VICHY VERSION OF TEXTS OF WEST INDIES NOTES and THE FRENCH REPLY

New York Times, May 17, 1942.

Translation of release by the Vichy Government as the Text of an American note handed May 9 to Admiral Georges Robert, High Commissioner in the French West Indies, by Rear Admiral John H. Hoover, and the French reply.

The present French Chief of Government in Vichy having announced that he intends to follow a policy of wider collaboration with Germany, it is no longer possible for the United States Government to maintain the agreements concluded by Admirals Greenslade and Horne regarding French possessions in the Western Hemisphere. This agreement had previously been considered satisfactory.

Under these agreements, the French possessions might become bases for aggression on the part of the Axis, either on word given by the High Commissioner or through the arrival of a new High Commissioner.

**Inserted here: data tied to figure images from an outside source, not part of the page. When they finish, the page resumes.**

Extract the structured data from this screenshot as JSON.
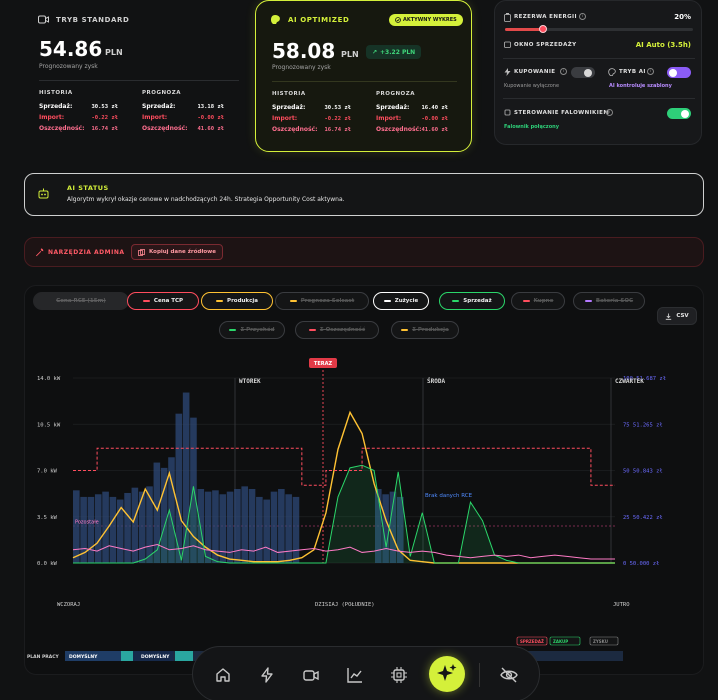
{
  "standard": {
    "title": "TRYB STANDARD",
    "amount": "54.86",
    "unit": "PLN",
    "subtitle": "Prognozowany zysk",
    "history_head": "HISTORIA",
    "forecast_head": "PROGNOZA",
    "history": [
      {
        "label": "Sprzedaż:",
        "value": "30.53 zł"
      },
      {
        "label": "Import:",
        "value": "-0.22 zł"
      },
      {
        "label": "Oszczędność:",
        "value": "16.74 zł"
      }
    ],
    "forecast": [
      {
        "label": "Sprzedaż:",
        "value": "13.18 zł"
      },
      {
        "label": "Import:",
        "value": "-0.00 zł"
      },
      {
        "label": "Oszczędność:",
        "value": "41.60 zł"
      }
    ]
  },
  "ai": {
    "title": "AI OPTIMIZED",
    "badge": "AKTYWNY WYKRES",
    "amount": "58.08",
    "unit": "PLN",
    "gain": "+3.22 PLN",
    "subtitle": "Prognozowany zysk",
    "history_head": "HISTORIA",
    "forecast_head": "PROGNOZA",
    "history": [
      {
        "label": "Sprzedaż:",
        "value": "30.53 zł"
      },
      {
        "label": "Import:",
        "value": "-0.22 zł"
      },
      {
        "label": "Oszczędność:",
        "value": "16.74 zł"
      }
    ],
    "forecast": [
      {
        "label": "Sprzedaż:",
        "value": "16.40 zł"
      },
      {
        "label": "Import:",
        "value": "-0.00 zł"
      },
      {
        "label": "Oszczędność:",
        "value": "41.60 zł"
      }
    ]
  },
  "settings": {
    "reserve_label": "REZERWA ENERGII",
    "reserve_value": "20%",
    "reserve_level": 0.2,
    "window_label": "OKNO SPRZEDAŻY",
    "window_value": "AI Auto (3.5h)",
    "buy_label": "KUPOWANIE",
    "buy_sub": "Kupowanie wyłączone",
    "ai_mode_label": "TRYB AI",
    "ai_mode_sub": "AI kontroluje szablony",
    "inverter_label": "STEROWANIE FALOWNIKIEM",
    "inverter_sub": "Falownik połączony"
  },
  "ai_status": {
    "title": "AI STATUS",
    "text": "Algorytm wykrył okazje cenowe w nadchodzących 24h. Strategia Opportunity Cost aktywna."
  },
  "admin": {
    "title": "NARZĘDZIA ADMINA",
    "copy_button": "Kopiuj dane źródłowe"
  },
  "chart_controls": {
    "chips_row1": [
      {
        "label": "Cena RCE (15m)",
        "color": "#6b6f75",
        "active": false
      },
      {
        "label": "Cena TCP",
        "color": "#ff4d5e",
        "active": true
      },
      {
        "label": "Produkcja",
        "color": "#ffc233",
        "active": true
      },
      {
        "label": "Prognoza Solcast",
        "color": "#ffc233",
        "active": false
      },
      {
        "label": "Zużycie",
        "color": "#ffffff",
        "active": true
      },
      {
        "label": "Sprzedaż",
        "color": "#2bd66a",
        "active": true
      },
      {
        "label": "Kupno",
        "color": "#ff4d5e",
        "active": false
      },
      {
        "label": "Bateria SOC",
        "color": "#b57aff",
        "active": false
      }
    ],
    "chips_row2": [
      {
        "label": "Σ Przychód",
        "color": "#2bd66a",
        "active": false
      },
      {
        "label": "Σ Oszczędność",
        "color": "#ff4d5e",
        "active": false
      },
      {
        "label": "Σ Produkcja",
        "color": "#ffc233",
        "active": false
      }
    ],
    "csv_label": "CSV"
  },
  "chart_data": {
    "type": "line",
    "x_axis_labels": [
      "WCZORAJ",
      "DZISIAJ (POŁUDNIE)",
      "JUTRO"
    ],
    "day_markers": [
      "WTOREK",
      "ŚRODA",
      "CZWARTEK"
    ],
    "now_label": "TERAZ",
    "y_left_ticks": [
      "14.0 kW",
      "10.5 kW",
      "7.0 kW",
      "3.5 kW",
      "0.0 kW"
    ],
    "y_left_range": [
      0,
      14
    ],
    "y_right_ticks": [
      "100 51.687 zł",
      "75 51.265 zł",
      "50 50.843 zł",
      "25 50.422 zł",
      "0 50.000 zł"
    ],
    "y_right_range": [
      0,
      100
    ],
    "annotation_rce": "Brak danych RCE",
    "annotation_left": "Pozostałe",
    "series": [
      {
        "name": "Produkcja",
        "color": "#ffc233",
        "values": [
          0.4,
          0.8,
          1.5,
          2.8,
          4.2,
          3.1,
          5.6,
          4.0,
          6.8,
          3.2,
          2.0,
          1.2,
          0.6,
          0.3,
          0.2,
          0.1,
          0.1,
          0.1,
          0.2,
          0.4,
          1.0,
          3.8,
          8.6,
          11.4,
          9.8,
          6.0,
          3.2,
          1.0,
          0.2,
          0.1,
          0,
          0,
          0,
          0,
          0,
          0,
          0,
          0,
          0,
          0,
          0,
          0,
          0,
          0,
          0,
          0
        ]
      },
      {
        "name": "Sprzedaż",
        "color": "#2bd66a",
        "values": [
          0,
          0,
          0,
          0,
          0,
          0,
          0.3,
          1.0,
          4.0,
          0.2,
          5.8,
          0.5,
          0.1,
          0,
          0,
          0,
          0,
          0,
          0,
          0,
          0,
          0,
          5.0,
          7.2,
          7.4,
          7.0,
          1.2,
          6.9,
          0.5,
          3.8,
          0,
          0,
          0,
          4.6,
          3.2,
          0.6,
          0.2,
          0,
          0,
          0,
          0,
          0,
          0,
          0,
          0,
          0
        ]
      },
      {
        "name": "Zużycie",
        "color": "#ff7bc6",
        "values": [
          1.0,
          1.1,
          0.9,
          1.3,
          1.1,
          0.9,
          1.2,
          1.4,
          1.0,
          1.1,
          1.3,
          1.0,
          0.9,
          0.8,
          1.0,
          0.9,
          1.2,
          0.8,
          0.9,
          1.0,
          1.1,
          0.9,
          1.0,
          1.2,
          0.8,
          0.9,
          1.1,
          0.9,
          0.8,
          0.9,
          0.8,
          0.6,
          0.5,
          0.4,
          0.5,
          0.6,
          0.5,
          0.6,
          0.4,
          0.5,
          0.6,
          0.5,
          0.4,
          0.3,
          0.3,
          0.3
        ]
      },
      {
        "name": "Cena TCP",
        "color": "#ff4d5e",
        "values": [
          50,
          50,
          62,
          62,
          62,
          62,
          62,
          62,
          62,
          62,
          62,
          62,
          62,
          62,
          62,
          62,
          62,
          62,
          62,
          42,
          42,
          50,
          50,
          50,
          62,
          62,
          62,
          62,
          62,
          62,
          62,
          62,
          62,
          62,
          62,
          62,
          62,
          62,
          62,
          62,
          62,
          62,
          62,
          42,
          42,
          42
        ]
      }
    ],
    "bars_values": [
      5.5,
      5.0,
      5.0,
      5.2,
      5.4,
      5.0,
      4.8,
      5.3,
      5.7,
      5.4,
      5.8,
      7.6,
      7.2,
      8.0,
      11.3,
      12.9,
      11.0,
      5.6,
      5.4,
      5.5,
      5.2,
      5.4,
      5.6,
      5.8,
      5.6,
      5.0,
      4.8,
      5.4,
      5.6,
      5.2,
      5.0
    ],
    "grid": true
  },
  "timeline": {
    "left_label": "PLAN PRACY",
    "segments": [
      "DOMYŚLNY",
      "DOMYŚLNY"
    ],
    "legend": [
      "SPRZEDAŻ",
      "ZAKUP",
      "ZYSKU"
    ]
  },
  "nav": [
    "home-icon",
    "bolt-icon",
    "camera-icon",
    "chart-icon",
    "cpu-icon",
    "sparkle-icon",
    "eye-off-icon"
  ]
}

It is to be expected that Germany will exercise pressure to this effect.

These possessions are subject to the orders of M. Laval, which cannot be considered as representing the free will of the French. If certain conditions are fulfilled the Government of the United States is prepared to treat the High Commissioner in the West Indies and Guiana as the supreme authority in these possessions on behalf of France and under the French flag but acting independently of Vichy. The conditions follow:

1. Effective measures under American control for the immobilization of French warships and airplanes at present in the West Indies.

2. Effective control by American authorities of wireless and telegraphic communications and also of censorship of mail.

3. American control of commercial traffic and of travelers both on arrival and departure.

4. Limitation to policing needs of all activities of French military and naval forces.

5. French freighters at present immobilized in the West Indies to be placed at the disposal of the United States under equitable conditions.

6. The gold and governmental funds now in French possessions will be frozen to be utilized ultimately by the French people.

THE FRENCH REPLY

The text of the French answer to the American note:

1. In October, 1940, at a time when the United States was not at war, an accord was concluded between the French Government and that of the United States to fix, in function of events, the particular status of our American possessions-that is to say, St. Pierre and Miquelon, the West Indies and Guiana.

2. On May 9, 1942, the American Admiral Hoover, accompanied by Mr. Reber of the State Department, presented to Admiral Robert, High Commissioner of France in the West Indies, demands tending to modify this status.

3. These demands gravely threatened French sovereignty over the West Indies. Admiral Hoover declared that if they were not accepted the American Government no longer guaranteed this sovereignty.

4. The status obtaining since 1940 answered the essential interests of the two countries. It was reaffirmed and clarified last March by the two governments.

5. The French Government always respected its engagements, and no change in the constitution of the new government can lead it to modify this attitude.

6. Recent declarations made to Admiral Leahy established the fact that the Chief of Government not only never envisaged repudiating the engagements undertaken vis-à-vis the United States but, on the contrary, he affirmed in the clearest manner his wish to do nothing which could affect Franco-American relations.

7. The French Government protests this interference by the American Government in French internal politics. By casting doubt on official affirmations made in the name of the French Government the Department of State adopted an offensive attitude toward our country, which intends to maintain its liberty and the choice of its government.

8. The Federal Government, in acting as it has, commits toward the French people a grave error in psychology, arising no doubt from the manoeuvres of French émigrés and French rebels to their country, who are continuing in foreign lands those partisan struggles from which France has already suffered so much.

9. The Federal Government has just transmitted propositions that, if they were accepted, would have the effect of removing from the French Government, sole repository of national sovereignty, the exercise of its essential rights in colonies that have been French territory for three centuries.

10. The Federal Government, by refusing to Admiral Robert, the High Commissioner, the right to report on his administration to the only French authorities to which he is responsible, and by virtue of which he holds power, formulated demands which the French Government feels it is its duty to reject.